Finding 4: Top 10% downloaded R-packages share nearly 90% cumulative download count of the whole.
From the previous analysis, we could see that the cumulative download count of R-packages shows an increasing trend. It would be perfect equality if every R-package had the same download count – the last 20% downloaded R-packages would gain 20% of the total download count or the top 60% downloaded R-packages would get 60% of the total download count. But we know from experience that this is obviously impossible, so here we introduced Lorenz curve(Pettinger, n.d.) to show the respective number of R-packages of different download levels (groups defined by quantiles of download count). In this way, we could figure out how many download counts contributed by different downloaded R-packages.
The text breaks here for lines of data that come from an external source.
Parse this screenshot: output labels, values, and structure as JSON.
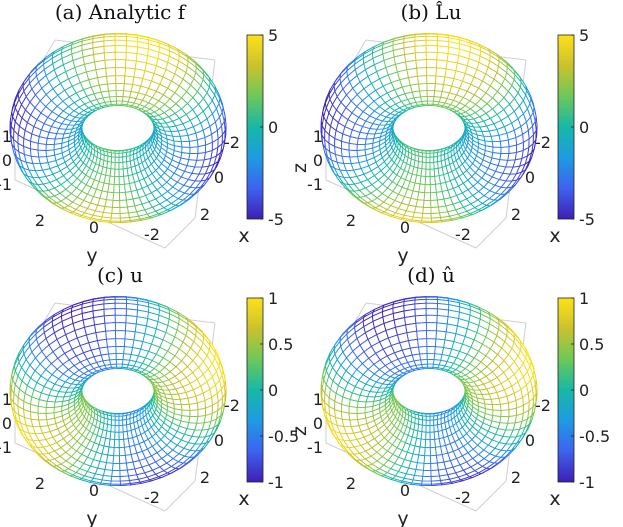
{
  "colors": {
    "viridis_like": [
      "#3e1fb5",
      "#3d62f0",
      "#1e9be3",
      "#17b8a7",
      "#6dc85a",
      "#c9c22d",
      "#ffe11a"
    ]
  },
  "chart_data": [
    {
      "type": "surface",
      "title": "(a) Analytic f",
      "xlabel": "x",
      "ylabel": "y",
      "zlabel": "z",
      "x_ticks": [
        "-2",
        "0",
        "2"
      ],
      "y_ticks": [
        "2",
        "0",
        "-2"
      ],
      "z_ticks": [
        "1",
        "0",
        "-1"
      ],
      "colorbar": {
        "clim": [
          -5,
          5
        ],
        "ticks": [
          "5",
          "0",
          "-5"
        ]
      },
      "field": "f"
    },
    {
      "type": "surface",
      "title": "(b) L̂u",
      "xlabel": "x",
      "ylabel": "y",
      "zlabel": "z",
      "x_ticks": [
        "-2",
        "0",
        "2"
      ],
      "y_ticks": [
        "2",
        "0",
        "-2"
      ],
      "z_ticks": [
        "1",
        "0",
        "-1"
      ],
      "colorbar": {
        "clim": [
          -5,
          5
        ],
        "ticks": [
          "5",
          "0",
          "-5"
        ]
      },
      "field": "f"
    },
    {
      "type": "surface",
      "title": "(c) u",
      "xlabel": "x",
      "ylabel": "y",
      "zlabel": "z",
      "x_ticks": [
        "-2",
        "0",
        "2"
      ],
      "y_ticks": [
        "2",
        "0",
        "-2"
      ],
      "z_ticks": [
        "1",
        "0",
        "-1"
      ],
      "colorbar": {
        "clim": [
          -1,
          1
        ],
        "ticks": [
          "1",
          "0.5",
          "0",
          "-0.5",
          "-1"
        ]
      },
      "field": "u"
    },
    {
      "type": "surface",
      "title": "(d) û",
      "xlabel": "x",
      "ylabel": "y",
      "zlabel": "z",
      "x_ticks": [
        "-2",
        "0",
        "2"
      ],
      "y_ticks": [
        "2",
        "0",
        "-2"
      ],
      "z_ticks": [
        "1",
        "0",
        "-1"
      ],
      "colorbar": {
        "clim": [
          -1,
          1
        ],
        "ticks": [
          "1",
          "0.5",
          "0",
          "-0.5",
          "-1"
        ]
      },
      "field": "u"
    }
  ]
}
Figure 5.2 shows cumulative download count against each downloaded group. It can be seen that most of the download counts come from the top 10% downloaded R-packages. At the same time, we could also observe that the Gini value is close to 1, which indicates that the download volume among groups is very unbalanced. In fact, the download volume of the top 10% group is extremely distinguished from that of the following groups. It’s not hard to understand that this group should contain some R-packages with high popularity and large quantities of users. For example, if we extracted the first 10 packages of this group in Table 5.7, we could find that they are all quite famous and frequently-used ones.

Figure 5.6: Percentiles of the download count against cumulative download count of R-packages at or below that percentile.
package | total |
---|---|
rlang | 15572507 |
vctrs | 13544857 |
dplyr | 12739206 |
ggplot2 | 12670952 |
jsonlite | 12627542 |
lifecycle | 11124212 |
tibble | 10935860 |
magrittr | 10312021 |
pillar | 9566463 |
glue | 9534999 |